Dünkü MGK toplantısında geçen "anlaşmalardan doğan hakkımızı kullanırız" cümlesinde söz edilen anlaşma 1926 yılında imzalanan Ankara anlaşmasıdır. Peki, Ankara anlaşmasına göre haklarımız neler?
Anlaşmanın 5. Maddesine göre 29 Ekim 1924 tarihinde Milletler cemiyetinde çizilen Türkiye – Irak sınırını (Brüksel sınır çizgisi) resmi sınır olarak kabul etmiştir ve iki devlette bu sınırı bozmayacağına garanti vermiştir.
Anlaşmanın 10. Maddesine göre Türkiye ve Irak, sınırlarına sıçrayabilecek bir tehlike karşısında sınırdan 75 km derinlikte askeri harekât yapma hakkına sahiptir. Yani Türkiye, egemenliğini tehdit eden bir durum olursa Irak topraklarına 75 km girebilir.
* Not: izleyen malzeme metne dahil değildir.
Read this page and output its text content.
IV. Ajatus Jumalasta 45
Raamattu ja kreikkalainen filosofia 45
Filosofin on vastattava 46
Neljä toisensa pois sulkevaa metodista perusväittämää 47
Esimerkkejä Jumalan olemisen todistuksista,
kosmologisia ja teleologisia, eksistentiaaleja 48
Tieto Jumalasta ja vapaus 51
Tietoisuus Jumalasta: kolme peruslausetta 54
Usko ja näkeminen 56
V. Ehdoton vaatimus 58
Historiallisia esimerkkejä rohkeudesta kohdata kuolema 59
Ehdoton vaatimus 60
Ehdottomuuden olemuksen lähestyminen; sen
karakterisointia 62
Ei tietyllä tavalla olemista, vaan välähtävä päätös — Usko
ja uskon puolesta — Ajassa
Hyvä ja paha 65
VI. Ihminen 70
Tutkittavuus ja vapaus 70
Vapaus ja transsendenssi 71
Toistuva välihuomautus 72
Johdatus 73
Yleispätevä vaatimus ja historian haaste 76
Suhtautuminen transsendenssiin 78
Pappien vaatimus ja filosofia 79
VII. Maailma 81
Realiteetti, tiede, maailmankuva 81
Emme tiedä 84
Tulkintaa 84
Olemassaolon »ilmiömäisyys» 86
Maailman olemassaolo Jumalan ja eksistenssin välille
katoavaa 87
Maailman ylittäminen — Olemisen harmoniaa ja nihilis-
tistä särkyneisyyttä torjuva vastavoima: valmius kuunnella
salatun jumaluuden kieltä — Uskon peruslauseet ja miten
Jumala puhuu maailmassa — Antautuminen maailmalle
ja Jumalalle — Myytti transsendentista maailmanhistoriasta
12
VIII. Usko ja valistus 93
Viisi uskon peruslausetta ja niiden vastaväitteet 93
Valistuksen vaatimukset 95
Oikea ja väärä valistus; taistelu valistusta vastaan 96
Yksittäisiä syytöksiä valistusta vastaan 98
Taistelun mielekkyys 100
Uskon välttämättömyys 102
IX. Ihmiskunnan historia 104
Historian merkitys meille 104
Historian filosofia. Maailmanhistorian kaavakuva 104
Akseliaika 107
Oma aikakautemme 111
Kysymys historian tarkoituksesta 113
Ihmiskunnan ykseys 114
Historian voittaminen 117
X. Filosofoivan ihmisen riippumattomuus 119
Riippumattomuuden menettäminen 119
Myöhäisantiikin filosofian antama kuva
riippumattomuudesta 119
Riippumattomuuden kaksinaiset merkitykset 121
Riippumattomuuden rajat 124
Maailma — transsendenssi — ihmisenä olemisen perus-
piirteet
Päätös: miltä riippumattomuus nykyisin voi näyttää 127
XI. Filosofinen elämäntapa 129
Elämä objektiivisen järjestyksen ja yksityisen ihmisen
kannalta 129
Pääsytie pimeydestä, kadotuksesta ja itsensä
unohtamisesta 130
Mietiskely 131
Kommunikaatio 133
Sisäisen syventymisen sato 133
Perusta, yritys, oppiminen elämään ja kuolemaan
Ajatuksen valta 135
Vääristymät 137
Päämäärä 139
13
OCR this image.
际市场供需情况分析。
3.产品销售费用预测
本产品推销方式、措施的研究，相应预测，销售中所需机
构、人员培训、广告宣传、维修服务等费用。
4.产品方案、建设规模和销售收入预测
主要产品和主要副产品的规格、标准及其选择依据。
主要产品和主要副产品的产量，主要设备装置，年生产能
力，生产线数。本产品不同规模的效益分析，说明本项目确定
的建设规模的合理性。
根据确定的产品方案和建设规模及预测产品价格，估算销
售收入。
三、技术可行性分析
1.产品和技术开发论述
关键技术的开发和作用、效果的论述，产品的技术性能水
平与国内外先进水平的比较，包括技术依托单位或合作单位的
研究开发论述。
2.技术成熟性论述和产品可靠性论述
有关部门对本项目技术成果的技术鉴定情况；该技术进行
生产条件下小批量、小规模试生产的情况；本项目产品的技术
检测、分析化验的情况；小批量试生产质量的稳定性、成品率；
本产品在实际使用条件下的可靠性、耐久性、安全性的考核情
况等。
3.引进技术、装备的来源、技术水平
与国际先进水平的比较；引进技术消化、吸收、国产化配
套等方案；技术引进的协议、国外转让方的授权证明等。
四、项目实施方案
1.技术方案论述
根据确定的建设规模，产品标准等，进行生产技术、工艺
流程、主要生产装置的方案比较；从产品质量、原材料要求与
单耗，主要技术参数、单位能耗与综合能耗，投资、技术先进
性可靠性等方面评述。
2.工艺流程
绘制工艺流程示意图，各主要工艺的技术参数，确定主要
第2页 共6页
Anlaşmanın 12. Maddesinde Türkiye ve Irak, birbirinin sınırını tehdit edecek hiçbir propaganda ya da örgütlenmeye izin vermeyeceğini kabul etmiştir.
Bu maddelere göre Barzani, 25 Eylül'de referandum yaparsa Türkiye önce Irak merkezi yönetiminden bu referandumu iptal etmesini isteyebilir. Eğer Irak yönetimi, yapması gerekeni yapmazsa Irak topraklarına 75 km girerek askeri harekât düzenleyebilir.
Anlaşmaya göre bu hakkımız var ancak pratikte bunu ne kadar gerçekleştirebiliriz. Orası meçhul…
Çünkü düne kadar Barzani'yi devlet başkanı gibi karşılayıp sözde Kürdistan bayrağını Ankara'da dalgalandıran bir hükümetin böyle radikal bir karar alabilir mi? Emin değilim.
Diyelim ki bu kararı aldı. Irak topraklarına girdiğimiz anda karşımızda ABD'yi bulacağımız kesin… Dahası böyle bir operasyon içeride de terörü arttıracaktır.
Ancak her ne olursa olsun Türkiye, haklarını korkmadan, çekinmeden savunmalıdır. Savunmak zorundadır ve 91 yıl önceden bugünleri görüp bize bugün askeri operasyon yapma hakkı veren Atatürk'e teşekkür etmelidir.
Son olarak sosyal medyada dolaşan bir yalanı açıklamak istiyorum. Son günlerde Irak'ta Kürdistan kurulursa Musul ve Kerkük'ü alma hakkımız olduğu konuşuluyor. Ankara anlaşmasında böyle bir madde yoktur.